Again, he seemed saddened by this change, which, considering that he could only profit by the large scale adoption of this new technology, I found interesting.

Compare this with the presentation by the speaker representing the 4H organization. “Technology is so cool nowadays! Farmers can now sit back and play Angry Birds [on their smart phones] while the tractor does all the work!

It reminds me of a quote from a letter that Wendell Berry wrote to Wes Jackson many years ago, a quote which is one of Jackson’s favourites and can be found in the book Wendell Berry: Life and Work and also, I believe, in the book Consulting the Genius of Place: An Ecological Approach to a New Agriculture:

As one who has farmed with both tractors and teams [of horses and/or mules], I would insist (to you; I would be more cautious, at present, in a public statement) that with the use of a tractor certain vital excitements, pleasures, and sensitivities are lost. How much numb metal can we put between ourselves and our land and still know where we are and what we are doing? Working with a tractor is damned dulling and boring. It is like making love in boxing gloves.
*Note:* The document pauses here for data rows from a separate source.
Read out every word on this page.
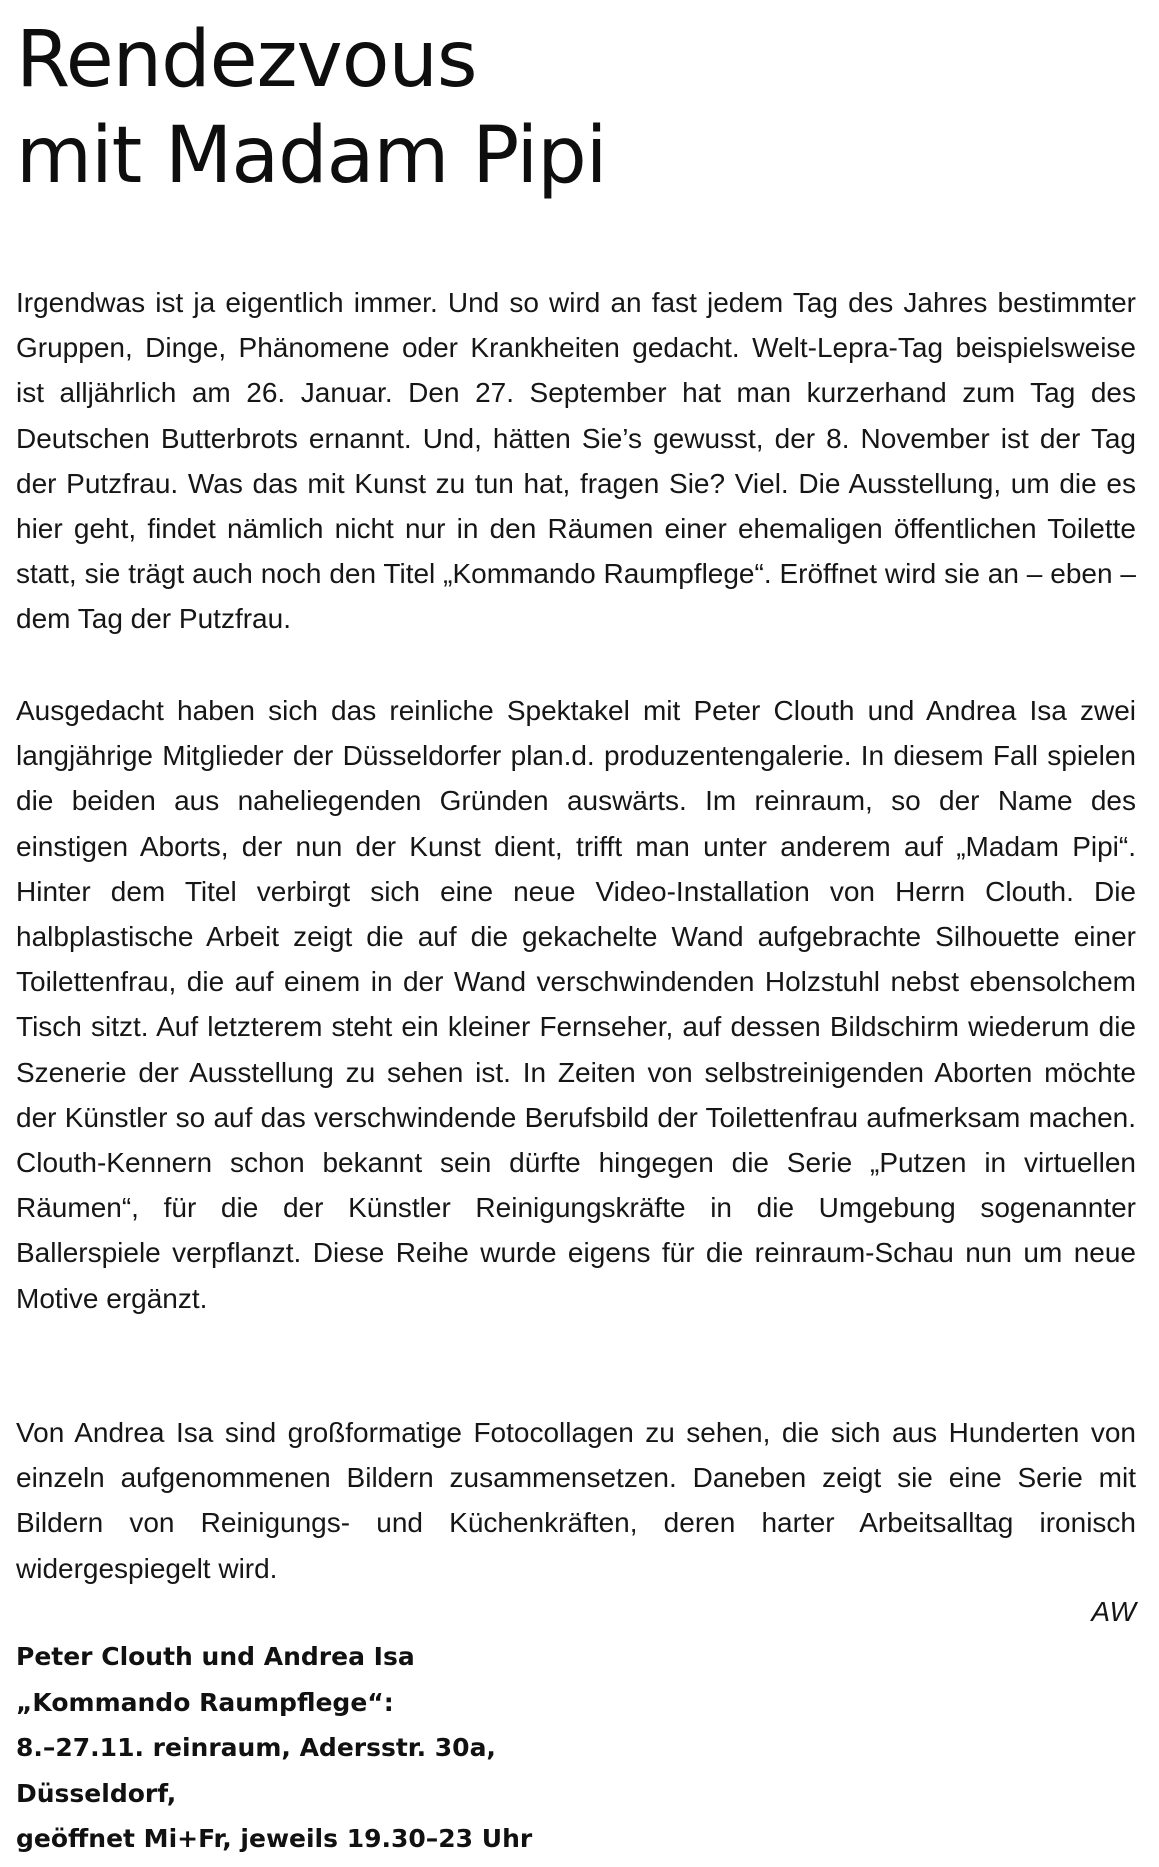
Rendezvous
mit Madam Pipi

Irgendwas ist ja eigentlich immer. Und so wird an fast jedem Tag des Jahres bestimmter Gruppen, Dinge, Phänomene oder Krankheiten gedacht. Welt-Lepra-Tag beispielsweise ist alljährlich am 26. Januar. Den 27. September hat man kurzerhand zum Tag des Deutschen Butterbrots ernannt. Und, hätten Sie’s gewusst, der 8. November ist der Tag der Putzfrau. Was das mit Kunst zu tun hat, fragen Sie? Viel. Die Ausstellung, um die es hier geht, findet nämlich nicht nur in den Räumen einer ehemaligen öffentlichen Toilette statt, sie trägt auch noch den Titel „Kommando Raumpflege“. Eröffnet wird sie an – eben – dem Tag der Putzfrau.

Ausgedacht haben sich das reinliche Spektakel mit Peter Clouth und Andrea Isa zwei langjährige Mitglieder der Düsseldorfer plan.d. produzentengalerie. In diesem Fall spielen die beiden aus naheliegenden Gründen auswärts. Im reinraum, so der Name des einstigen Aborts, der nun der Kunst dient, trifft man unter anderem auf „Madam Pipi“. Hinter dem Titel verbirgt sich eine neue Video-Installation von Herrn Clouth. Die halbplastische Arbeit zeigt die auf die gekachelte Wand aufgebrachte Silhouette einer Toilettenfrau, die auf einem in der Wand verschwindenden Holzstuhl nebst ebensolchem Tisch sitzt. Auf letzterem steht ein kleiner Fernseher, auf dessen Bildschirm wiederum die Szenerie der Ausstellung zu sehen ist. In Zeiten von selbstreinigenden Aborten möchte der Künstler so auf das verschwindende Berufsbild der Toilettenfrau aufmerksam machen. Clouth-Kennern schon bekannt sein dürfte hingegen die Serie „Putzen in virtuellen Räumen“, für die der Künstler Reinigungskräfte in die Umgebung sogenannter Ballerspiele verpflanzt. Diese Reihe wurde eigens für die reinraum-Schau nun um neue Motive ergänzt.

Von Andrea Isa sind großformatige Fotocollagen zu sehen, die sich aus Hunderten von einzeln aufgenommenen Bildern zusammensetzen. Daneben zeigt sie eine Serie mit Bildern von Reinigungs- und Küchenkräften, deren harter Arbeitsalltag ironisch widergespiegelt wird.

AW
Peter Clouth und Andrea Isa
„Kommando Raumpflege“:
8.–27.11. reinraum, Adersstr. 30a,
Düsseldorf,
geöffnet Mi+Fr, jeweils 19.30–23 Uhr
* It should be noted that by agriculture, the speakers were including everything from farm to fork, including food processing and food sales. According to the career fair, agriculture is a very broad industry.

** I should mention that all quotes contained within this post have been edited by my memory of it. I did however write his first quote down as he was speaking, and also the quote of the 4H representative found below, as he was speaking, so they are much more likely to be accurate. For this quote, I was unable to take notes at the time, as this was a personal conversation and I didn’t want to be rude.